Cecil Allan

Personal information
- Full name: Cecil A. Allan
- Date of birth: 1 August 1914
- Place of birth: Belfast, Northern Ireland
- Date of death: 11 May 2003 (aged 88)
- Place of death: Colchester, England
- Height: 1.75 m (5 ft 9 in)
- Position(s): Full-back

Senior career*
- Years: Team / Apps / (Gls)
- Linfield
- 1934–1936: Cliftonville
- 1936–1938: Chelsea / 0 / (0)
- 1938–1946: Colchester United / 16 / (0)
- Colchester Casuals
- Total:  / 16+ / (0+)

International career
- 1935: Northern Ireland Amateurs / 1 / (0)
- 1935: Irish League XI / 2 / (0)
- 1935: Ireland / 1 / (0)

= Cecil Allan =

Northern Irish footballer

Cecil A. Allan (1 August 1914 – 11 May 2003) was a Northern Irish footballer who made one appearance for Ireland in 1935. He played as a full-back in the Irish Football League for Linfield and Cliftonville, earning a move to Chelsea in the Football League, but failed to make an appearance.

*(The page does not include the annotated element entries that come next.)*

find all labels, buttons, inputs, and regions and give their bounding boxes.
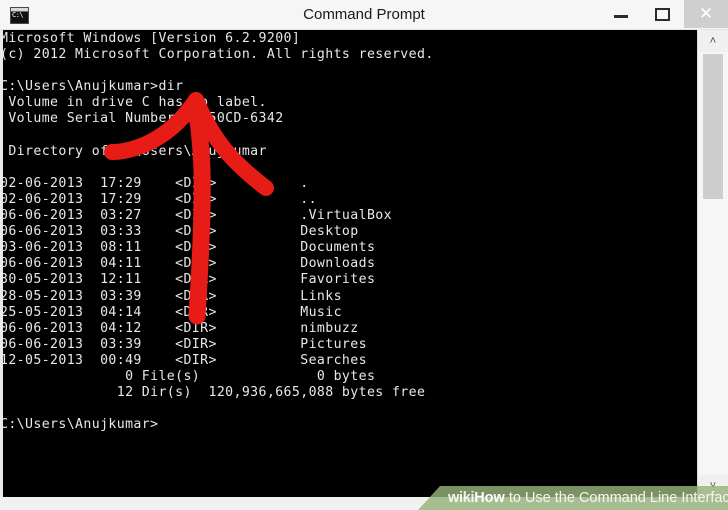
command-prompt-window: C:\ Command Prompt ✕ Microsoft Windows [… <box>0 0 728 510</box>
watermark-banner: wikiHow to Use the Command Line Interfac… <box>418 486 728 510</box>
console-line: 06-06-2013 03:27 <DIR> .VirtualBox <box>0 208 392 224</box>
console-line: C:\Users\Anujkumar> <box>0 417 159 433</box>
console-line: (c) 2012 Microsoft Corporation. All righ… <box>0 47 434 63</box>
watermark-title: to Use the Command Line Interface <box>504 490 728 506</box>
screenshot-root: C:\ Command Prompt ✕ Microsoft Windows [… <box>0 0 728 510</box>
console-line: 12-05-2013 00:49 <DIR> Searches <box>0 352 367 368</box>
console-line: 02-06-2013 17:29 <DIR> . <box>0 175 309 191</box>
console-output-area[interactable]: Microsoft Windows [Version 6.2.9200] (c) … <box>0 30 697 497</box>
console-line: 25-05-2013 04:14 <DIR> Music <box>0 304 342 320</box>
window-controls: ✕ <box>600 0 728 28</box>
close-button[interactable]: ✕ <box>684 0 728 28</box>
console-line: Volume Serial Number is 50CD-6342 <box>0 111 284 127</box>
console-line: 28-05-2013 03:39 <DIR> Links <box>0 288 342 304</box>
minimize-icon <box>614 15 628 18</box>
console-icon: C:\ <box>10 7 29 24</box>
console-scrollbar[interactable]: ˄ ˅ <box>697 30 728 497</box>
maximize-button[interactable] <box>642 0 684 28</box>
window-titlebar[interactable]: C:\ Command Prompt ✕ <box>0 0 728 30</box>
watermark-text: wikiHow to Use the Command Line Interfac… <box>448 486 728 510</box>
maximize-icon <box>655 8 670 21</box>
scrollbar-thumb[interactable] <box>703 54 723 199</box>
console-line: 12 Dir(s) 120,936,665,088 bytes free <box>0 385 426 401</box>
scroll-up-icon[interactable]: ˄ <box>698 30 728 52</box>
console-line: 06-06-2013 04:11 <DIR> Downloads <box>0 256 376 272</box>
minimize-button[interactable] <box>600 0 642 28</box>
close-icon: ✕ <box>698 4 714 23</box>
watermark-how: How <box>474 490 505 506</box>
console-line: 06-06-2013 04:12 <DIR> nimbuzz <box>0 320 359 336</box>
console-icon-text: C:\ <box>12 11 24 19</box>
console-line: Volume in drive C has no label. <box>0 95 267 111</box>
watermark-wiki: wiki <box>448 490 475 506</box>
console-line: 30-05-2013 12:11 <DIR> Favorites <box>0 272 376 288</box>
console-line: Directory of C:\Users\Anujkumar <box>0 143 267 159</box>
console-line: 06-06-2013 03:39 <DIR> Pictures <box>0 336 367 352</box>
console-text: Microsoft Windows [Version 6.2.9200] (c) … <box>0 31 697 433</box>
console-frame: Microsoft Windows [Version 6.2.9200] (c) … <box>0 30 728 498</box>
console-line: 06-06-2013 03:33 <DIR> Desktop <box>0 224 359 240</box>
console-line: 03-06-2013 08:11 <DIR> Documents <box>0 240 376 256</box>
window-left-edge <box>0 30 3 498</box>
console-line: C:\Users\Anujkumar>dir <box>0 79 184 95</box>
console-line: 0 File(s) 0 bytes <box>0 368 376 384</box>
console-line: Microsoft Windows [Version 6.2.9200] <box>0 31 301 46</box>
console-line: 02-06-2013 17:29 <DIR> .. <box>0 191 317 207</box>
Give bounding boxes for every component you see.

He joined Colchester United in the Southern League, but his career was interrupted by injury and World War II.

==Early life==
Born in Belfast, Allan was the youngest of nine brothers. His mother died when he was four-years-old and his father, who had worked on the RMS Titanic, was killed as an innocent passer-by in a gun battle between the IRA and the Black and Tans.

==Club career==
Allan began his career at Linfield, playing for the reserve team known as Linfield Swifts. He moved to Cliftonville where he featured in the first-team whilst following in his father's footsteps, working at Harland and Wolff. In the 1935–36 season, he featured in two Inter-League matches, a 2–1 win over The Football League and a 3–2 loss to the Scottish Football League.

Allan joined Chelsea in 1936, but damaged his cartilage on his debut for the reserve team, never making a first-team appearance for the club. He was signed by Colchester United in 1938 for £2,000, making 16 appearances in all competitions spanning from 1938 to 1945. During the war years, Allan made guest appearances for Dundela, Bangor and Crewe Alexandra. He left the U's to help run Colchester Casuals in 1949.

==International career==
Allan made his full international debut for Ireland on 19 October 1935 at the age of 21. The match was held at Windsor Park as England defeated Ireland 3–1. He also represented Northern Ireland at amateur level and the Irish League.

==Later life==
Following the war, Allan settled in the Colchester area, marrying a local woman and returned to work in the metal industry. He managed the works football team and was also a pianist for the works dance band. Alongside fellow former Colchester United player George Leslie, Allan ran local club Colchester Casuals. He made an appearance at Layer Road in the early 2000s as, at the time, the oldest surviving U's player. Cecil Allan died at the age of 88 on 11 May 2003.